Es llamativa su actitud, Juan Carlos. ¿Por qué contra su hijo?

Ser padre era lo que más soñaba ser. Cada hombre quiere ser padre, como cada mujer quiere ser madre. Iba a ser padre y cuando aquel, 17 de julio de 1970, me dijeron que por fin era padre, y de un varón, sentí que volaba. ¡Había nacido mi niño! ¡Se había cumplido mi sueño, y por partida doble, porque quería ser padre, y de un bebé! ¡Era niño y no niña! Me hice mil ideas yendo al fútbol a ver a Cerro Porteño, compartiendo unas cervezas, que me hablara de sus novias, en fin. Yo no cabía en mí, periodista. Ese día lo recuerdo como uno de los más felices de mi vida; o, para ser exactos, como el día más feliz de mi vida. Yo amaba a mi hijo; siempre estuve con él; incluso, teniendo Albertico poco más de 10 años, me divorcié de su mamá, pero seguimos juntos. El divorcio había sido en buenos términos, y siempre dije que me divorciaba de la que era mi esposa, pero no de mi niño. Y así fue.

¿Qué motivó el cambio en su actitud?

Sucedió en 1985. Fue como en septiembre, porque Albertico había cumplido 15 años. En la escuela, dónde estudiaba, lo sorprendieron teniendo sexo oral con otro compañero. Aquello no trascendió, pero nos llamaron a su mamá y a mí, y nos explicaron que iban a dejar que terminara el curso, pero que para 1986 tenía que ser matriculado en otro centro. O sea, no querían gays, y expulsaban a mi hijo en silencio. Era un colegio privado que ya no existe.

No importa el nombre del colegio, Juan Carlos. Acá lo llamativo es la actitud que usted asumió.

No tengo perdón ni de dios, ni de nadie. Lo sé.

¿Qué sucedió ese día del mes de septiembre de 1985 al salir del colegio donde estudiaba Albertico?

Al salir no. Ahí mismo, en la oficina de la directora, delante de la directora y mi ex esposa, la emprendí a golpes contra él. Recuerdo que se cubrió el rostro y me decía “perdóname, papá”. Solo repetía que lo perdonara por no ser como yo había soñado.

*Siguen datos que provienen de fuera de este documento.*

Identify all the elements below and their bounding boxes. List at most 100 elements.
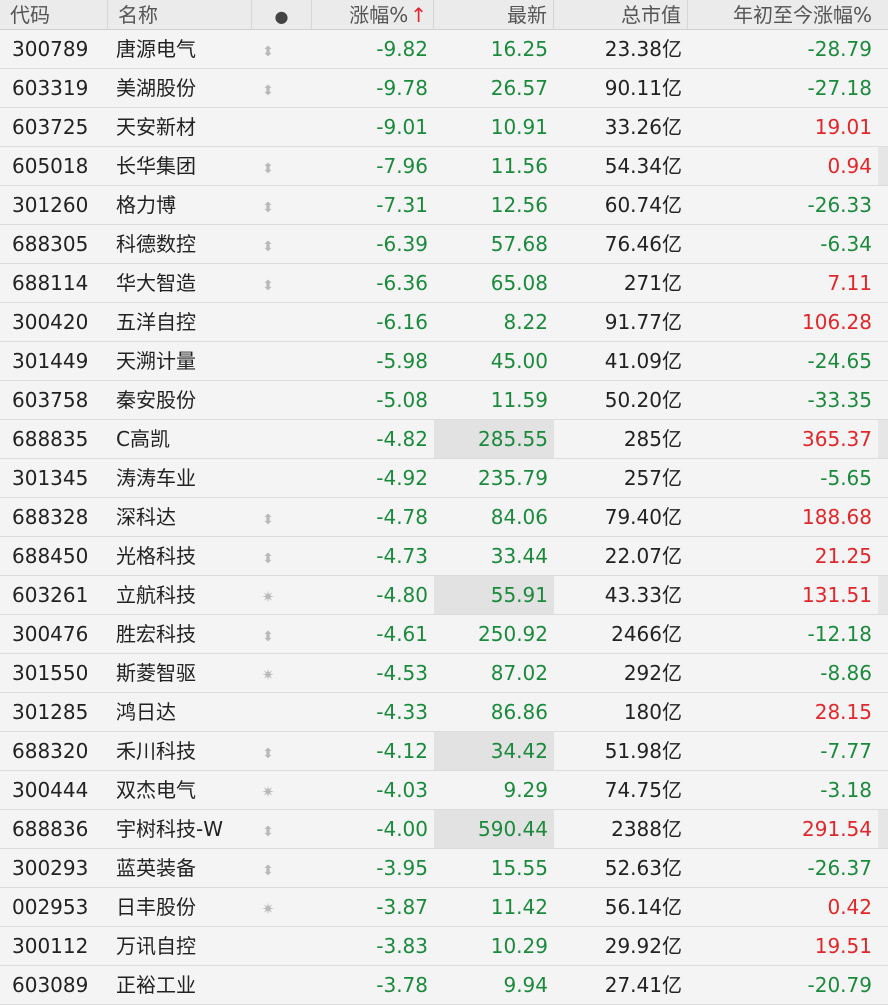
table-row[interactable]: 688114 华大智造 ⬍ -6.36 65.08 271亿 7.11 [0, 264, 888, 303]
row-edge-marker [878, 147, 888, 185]
row-edge-marker [878, 420, 888, 458]
stock-name: 深科达 [116, 505, 176, 529]
table-row[interactable]: 301345 涛涛车业 -4.92 235.79 257亿 -5.65 [0, 459, 888, 498]
col-header-dot[interactable]: ● [252, 0, 312, 29]
table-row[interactable]: 603725 天安新材 -9.01 10.91 33.26亿 19.01 [0, 108, 888, 147]
table-row[interactable]: 300444 双杰电气 ✷ -4.03 9.29 74.75亿 -3.18 [0, 771, 888, 810]
sort-up-arrow-icon: ↑ [410, 3, 427, 27]
table-row[interactable]: 688305 科德数控 ⬍ -6.39 57.68 76.46亿 -6.34 [0, 225, 888, 264]
table-row[interactable]: 603319 美湖股份 ⬍ -9.78 26.57 90.11亿 -27.18 [0, 69, 888, 108]
table-row[interactable]: 301285 鸿日达 -4.33 86.86 180亿 28.15 [0, 693, 888, 732]
ytd-change: 7.11 [827, 271, 872, 295]
ytd-change: -27.18 [807, 76, 872, 100]
table-row[interactable]: 688835 C高凯 -4.82 285.55 285亿 365.37 [0, 420, 888, 459]
star-icon: ✷ [261, 783, 275, 801]
market-cap: 41.09亿 [604, 349, 682, 373]
stock-name: 长华集团 [116, 154, 196, 178]
star-icon: ✷ [261, 666, 275, 684]
row-flag-cell [252, 966, 312, 1004]
ytd-change: 19.01 [814, 115, 872, 139]
table-row[interactable]: 603261 立航科技 ✷ -4.80 55.91 43.33亿 131.51 [0, 576, 888, 615]
ytd-change: -20.79 [807, 973, 872, 997]
last-price: 12.56 [490, 193, 548, 217]
last-price: 57.68 [490, 232, 548, 256]
row-flag-cell: ✷ [252, 888, 312, 926]
stock-code: 300476 [12, 622, 89, 646]
change-percent: -7.31 [376, 193, 428, 217]
last-price: 34.42 [434, 732, 554, 770]
updown-arrows-icon: ⬍ [262, 551, 274, 567]
ytd-change: 0.42 [827, 895, 872, 919]
change-percent: -6.39 [376, 232, 428, 256]
table-row[interactable]: 300476 胜宏科技 ⬍ -4.61 250.92 2466亿 -12.18 [0, 615, 888, 654]
updown-arrows-icon: ⬍ [262, 44, 274, 60]
stock-name: 万讯自控 [116, 934, 196, 958]
table-row[interactable]: 300293 蓝英装备 ⬍ -3.95 15.55 52.63亿 -26.37 [0, 849, 888, 888]
change-percent: -4.73 [376, 544, 428, 568]
stock-name: 格力博 [116, 193, 176, 217]
table-row[interactable]: 002953 日丰股份 ✷ -3.87 11.42 56.14亿 0.42 [0, 888, 888, 927]
market-cap: 50.20亿 [604, 388, 682, 412]
stock-table: 代码 名称 ● 涨幅% ↑ 最新 总市值 年初至今涨幅% 300789 唐源电气 ⬍ -… [0, 0, 888, 1005]
last-price: 590.44 [434, 810, 554, 848]
last-price: 45.00 [490, 349, 548, 373]
ytd-change: 291.54 [802, 817, 872, 841]
stock-code: 300112 [12, 934, 89, 958]
last-price: 235.79 [478, 466, 548, 490]
stock-code: 301550 [12, 661, 89, 685]
col-header-name[interactable]: 名称 [108, 0, 252, 29]
star-icon: ✷ [261, 588, 275, 606]
stock-name: 美湖股份 [116, 76, 196, 100]
market-cap: 54.34亿 [604, 154, 682, 178]
col-header-ytd[interactable]: 年初至今涨幅% [688, 0, 878, 29]
row-flag-cell: ⬍ [252, 615, 312, 653]
stock-name: 正裕工业 [116, 973, 196, 997]
stock-name: 秦安股份 [116, 388, 196, 412]
table-row[interactable]: 301550 斯菱智驱 ✷ -4.53 87.02 292亿 -8.86 [0, 654, 888, 693]
stock-code: 688305 [12, 232, 89, 256]
table-row[interactable]: 688836 宇树科技-W ⬍ -4.00 590.44 2388亿 291.54 [0, 810, 888, 849]
stock-name: 立航科技 [116, 583, 196, 607]
change-percent: -3.83 [376, 934, 428, 958]
market-cap: 51.98亿 [604, 739, 682, 763]
table-row[interactable]: 688320 禾川科技 ⬍ -4.12 34.42 51.98亿 -7.77 [0, 732, 888, 771]
table-row[interactable]: 688328 深科达 ⬍ -4.78 84.06 79.40亿 188.68 [0, 498, 888, 537]
table-row[interactable]: 300420 五洋自控 -6.16 8.22 91.77亿 106.28 [0, 303, 888, 342]
change-percent: -4.12 [376, 739, 428, 763]
stock-code: 301285 [12, 700, 89, 724]
ytd-change: -24.65 [807, 349, 872, 373]
stock-code: 688836 [12, 817, 89, 841]
stock-code: 300444 [12, 778, 89, 802]
table-row[interactable]: 603758 秦安股份 -5.08 11.59 50.20亿 -33.35 [0, 381, 888, 420]
stock-code: 603758 [12, 388, 89, 412]
ytd-change: -6.34 [820, 232, 872, 256]
row-flag-cell [252, 927, 312, 965]
table-row[interactable]: 301260 格力博 ⬍ -7.31 12.56 60.74亿 -26.33 [0, 186, 888, 225]
table-row[interactable]: 688450 光格科技 ⬍ -4.73 33.44 22.07亿 21.25 [0, 537, 888, 576]
stock-name: 斯菱智驱 [116, 661, 196, 685]
market-cap: 90.11亿 [604, 76, 682, 100]
table-row[interactable]: 605018 长华集团 ⬍ -7.96 11.56 54.34亿 0.94 [0, 147, 888, 186]
last-price: 15.55 [490, 856, 548, 880]
table-row[interactable]: 301449 天溯计量 -5.98 45.00 41.09亿 -24.65 [0, 342, 888, 381]
market-cap: 33.26亿 [604, 115, 682, 139]
row-flag-cell: ⬍ [252, 30, 312, 68]
col-header-last[interactable]: 最新 [434, 0, 554, 29]
stock-name: 双杰电气 [116, 778, 196, 802]
col-header-market-cap[interactable]: 总市值 [554, 0, 688, 29]
market-cap: 56.14亿 [604, 895, 682, 919]
table-row[interactable]: 603089 正裕工业 -3.78 9.94 27.41亿 -20.79 [0, 966, 888, 1005]
last-price: 65.08 [490, 271, 548, 295]
table-row[interactable]: 300112 万讯自控 -3.83 10.29 29.92亿 19.51 [0, 927, 888, 966]
ytd-change: -26.33 [807, 193, 872, 217]
table-row[interactable]: 300789 唐源电气 ⬍ -9.82 16.25 23.38亿 -28.79 [0, 30, 888, 69]
col-header-code[interactable]: 代码 [0, 0, 108, 29]
ytd-change: 188.68 [802, 505, 872, 529]
market-cap: 79.40亿 [604, 505, 682, 529]
last-price: 11.42 [490, 895, 548, 919]
ytd-change: 365.37 [802, 427, 872, 451]
stock-code: 688328 [12, 505, 89, 529]
ytd-change: 21.25 [814, 544, 872, 568]
star-icon: ✷ [261, 900, 275, 918]
col-header-change[interactable]: 涨幅% ↑ [312, 0, 434, 29]
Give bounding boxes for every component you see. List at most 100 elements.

Cuando lograron controlarme le grité a la madre que para mí todos los gays estaban muertos, por lo tanto, Albertico, mi hijo, mi único hijo, también lo estaba. Di media vuelta y me fui.

¿Nunca más conversaron?

Nunca más. Nos cruzamos en la calle, y me daba cuenta de que quería saludarme, pero yo siempre le di la espalada. Me contaron que muchas dijo que me había perdonado, que para él todo estaba olvidado, pero el orgullo, el rencor pudo más. Incluso, le conversó a mis hermanos, a mis amigos, que si yo iba a verlo, me daba un beso y un abrazo, pero ya le digo, el rencor pudo más.

Eso, precisamente, es lo que no comprendo. ¿Por qué tanto rencor?

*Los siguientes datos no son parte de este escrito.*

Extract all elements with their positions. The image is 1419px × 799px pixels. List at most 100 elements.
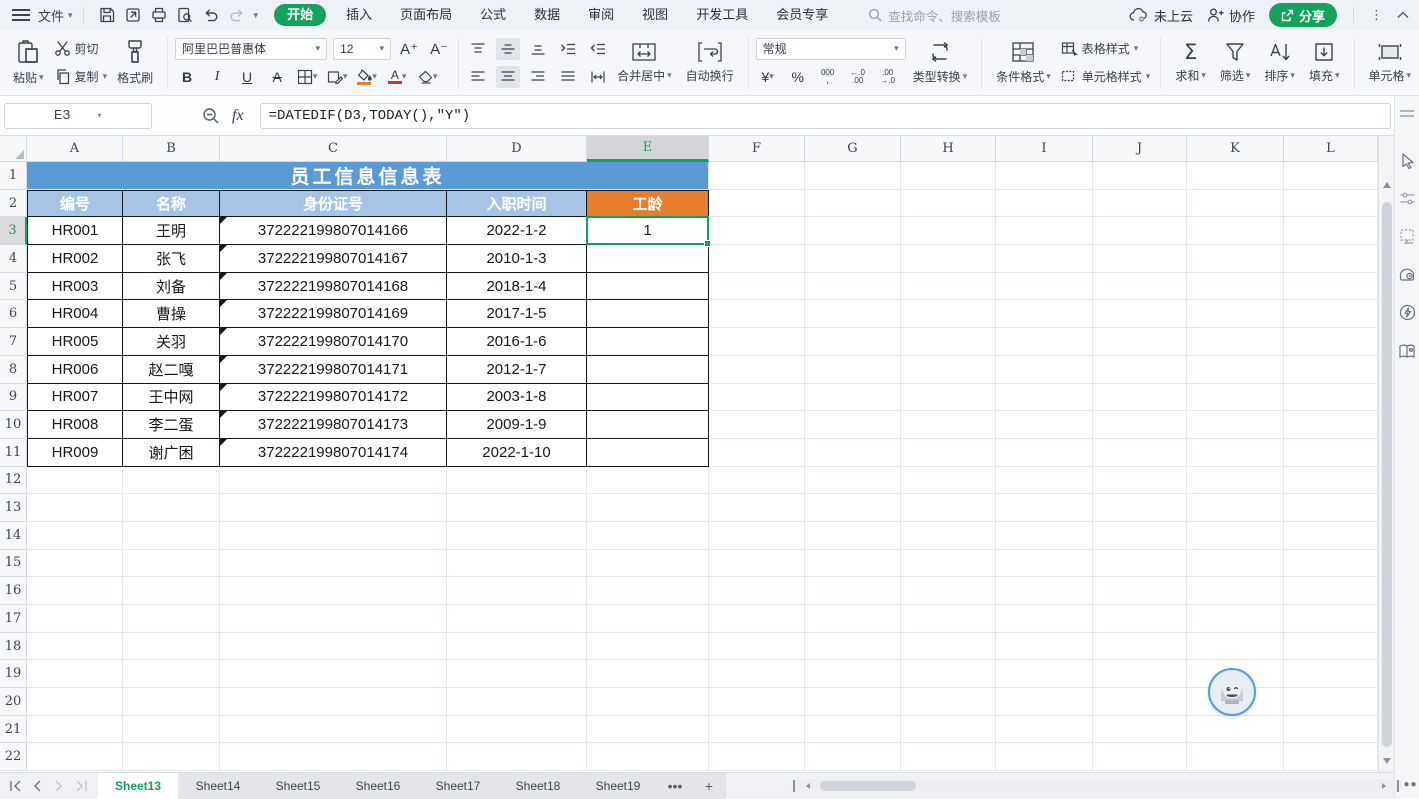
cell-L11[interactable] [1284, 439, 1378, 467]
pointer-tool-icon[interactable] [1399, 152, 1416, 169]
cell-B14[interactable] [123, 522, 220, 550]
row-header-18[interactable]: 18 [0, 633, 27, 661]
cell-L10[interactable] [1284, 411, 1378, 439]
cell-F18[interactable] [709, 633, 805, 661]
cell-C6[interactable]: 372222199807014169 [220, 300, 447, 328]
cell-G18[interactable] [805, 633, 901, 661]
cell-H12[interactable] [901, 467, 996, 495]
percent-button[interactable]: % [786, 66, 810, 88]
menu-tab-视图[interactable]: 视图 [628, 0, 682, 30]
cell-L1[interactable] [1284, 162, 1378, 190]
cell-K9[interactable] [1187, 384, 1284, 412]
cell-D8[interactable]: 2012-1-7 [447, 356, 587, 384]
cell-A22[interactable] [27, 743, 123, 771]
cell-E3[interactable]: 1 [587, 217, 709, 245]
cell-B13[interactable] [123, 494, 220, 522]
cell-E9[interactable] [587, 384, 709, 412]
cell-J19[interactable] [1093, 660, 1187, 688]
cell-F7[interactable] [709, 328, 805, 356]
cell-A7[interactable]: HR005 [27, 328, 123, 356]
table-header-E2[interactable]: 工龄 [587, 190, 709, 218]
merge-center-button[interactable]: 合并居中▾ [610, 34, 679, 92]
save-button[interactable] [94, 3, 120, 27]
number-format-select[interactable]: 常规▾ [756, 38, 906, 60]
cell-G15[interactable] [805, 550, 901, 578]
hscroll-right-bracket[interactable] [1397, 780, 1399, 792]
output-button[interactable] [120, 3, 146, 27]
cell-A6[interactable]: HR004 [27, 300, 123, 328]
column-header-E[interactable]: E [587, 136, 709, 162]
sheet-tab-Sheet18[interactable]: Sheet18 [498, 773, 578, 799]
cell-B7[interactable]: 关羽 [123, 328, 220, 356]
cell-A13[interactable] [27, 494, 123, 522]
scroll-up-icon[interactable] [1383, 182, 1391, 188]
cell-I9[interactable] [996, 384, 1093, 412]
cell-J7[interactable] [1093, 328, 1187, 356]
table-title-cell[interactable]: 员工信息信息表 [27, 162, 709, 190]
cell-L2[interactable] [1284, 190, 1378, 218]
cell-E19[interactable] [587, 660, 709, 688]
cell-B10[interactable]: 李二蛋 [123, 411, 220, 439]
font-color-button[interactable]: A▾ [385, 66, 409, 88]
cell-K14[interactable] [1187, 522, 1284, 550]
row-header-8[interactable]: 8 [0, 356, 27, 384]
cell-J13[interactable] [1093, 494, 1187, 522]
menu-tab-插入[interactable]: 插入 [332, 0, 386, 30]
column-header-K[interactable]: K [1187, 136, 1284, 162]
share-button[interactable]: 分享 [1269, 3, 1337, 27]
format-painter-button[interactable]: 格式刷 [110, 34, 160, 92]
cell-F3[interactable] [709, 217, 805, 245]
cell-D22[interactable] [447, 743, 587, 771]
cell-J14[interactable] [1093, 522, 1187, 550]
vertical-scroll-thumb[interactable] [1382, 202, 1392, 747]
menu-tab-开始[interactable]: 开始 [274, 4, 326, 26]
cell-L5[interactable] [1284, 273, 1378, 301]
cell-D3[interactable]: 2022-1-2 [447, 217, 587, 245]
cell-A21[interactable] [27, 716, 123, 744]
cell-K11[interactable] [1187, 439, 1284, 467]
cell-G16[interactable] [805, 577, 901, 605]
formula-input[interactable]: =DATEDIF(D3,TODAY(),"Y") [260, 103, 1391, 129]
cell-B15[interactable] [123, 550, 220, 578]
cell-E13[interactable] [587, 494, 709, 522]
cell-K2[interactable] [1187, 190, 1284, 218]
cell-H19[interactable] [901, 660, 996, 688]
cell-J12[interactable] [1093, 467, 1187, 495]
cell-L17[interactable] [1284, 605, 1378, 633]
cell-G10[interactable] [805, 411, 901, 439]
cell-F6[interactable] [709, 300, 805, 328]
cell-E18[interactable] [587, 633, 709, 661]
text-orientation-button[interactable] [586, 66, 610, 88]
horizontal-scroll-thumb[interactable] [820, 781, 916, 791]
row-header-11[interactable]: 11 [0, 439, 27, 467]
cell-D5[interactable]: 2018-1-4 [447, 273, 587, 301]
cell-B3[interactable]: 王明 [123, 217, 220, 245]
cell-H17[interactable] [901, 605, 996, 633]
add-sheet-icon[interactable]: + [692, 773, 726, 799]
column-header-C[interactable]: C [220, 136, 447, 162]
select-all-corner[interactable] [0, 136, 27, 162]
hscroll-right-icon[interactable] [1382, 783, 1386, 789]
cell-D18[interactable] [447, 633, 587, 661]
cell-H14[interactable] [901, 522, 996, 550]
cell-H3[interactable] [901, 217, 996, 245]
cell-D15[interactable] [447, 550, 587, 578]
table-header-C2[interactable]: 身份证号 [220, 190, 447, 218]
layout-adjust-icon[interactable] [1399, 228, 1416, 244]
column-header-J[interactable]: J [1093, 136, 1187, 162]
cell-E4[interactable] [587, 245, 709, 273]
column-header-I[interactable]: I [996, 136, 1093, 162]
row-header-9[interactable]: 9 [0, 384, 27, 412]
cell-E22[interactable] [587, 743, 709, 771]
cell-K6[interactable] [1187, 300, 1284, 328]
cell-C14[interactable] [220, 522, 447, 550]
last-sheet-icon[interactable] [70, 773, 92, 799]
cell-C5[interactable]: 372222199807014168 [220, 273, 447, 301]
cell-B6[interactable]: 曹操 [123, 300, 220, 328]
cell-F1[interactable] [709, 162, 805, 190]
cell-D10[interactable]: 2009-1-9 [447, 411, 587, 439]
fx-icon[interactable]: fx [232, 107, 244, 125]
cell-I1[interactable] [996, 162, 1093, 190]
cell-C10[interactable]: 372222199807014173 [220, 411, 447, 439]
sheet-tab-Sheet14[interactable]: Sheet14 [178, 773, 258, 799]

¿Usted tiene la respuesta?

¿Yo? Para nada, Juan Carlos.

Si la encuentra, dígamela. Yo hace mucho me la hago la misma pregunta, y tampoco puedo responderla. Lo único que puedo decirle es que me arrepiento de todo.

¿Cuándo supo que Albertico estaba enfermo de SIDA?

Sería por 1995. Laura, mi ex mujer, se apareció en mi casa. Recuerdo que cuando abrí, y la vi en el umbral, llorosa, comprendí que algo muy grande sucedía. La invité a entrar y me contó. Me dijo que Albertico hacía un tiempo que padecía de una gripe muy fuerte, y le hicieron unos estudios. Así le detectaron la enfermedad. Le dije que conmigo no contara. Le repetí lo mismo que aquel día de septiembre de 1985: Para mí todos los putos están muertos, por lo tanto Albertico también lo está. Ella rompió a llorar, pero no me importó. La eché de mi casa. Y le digo, con la misma sinceridad que he le hablado hasta ahora, que cuando Laura se fue, el que rompió a llorar fui yo.

O sea, si enfermó en 1995 y falleció en 1998, le sobrevivió 3 años al SIDA.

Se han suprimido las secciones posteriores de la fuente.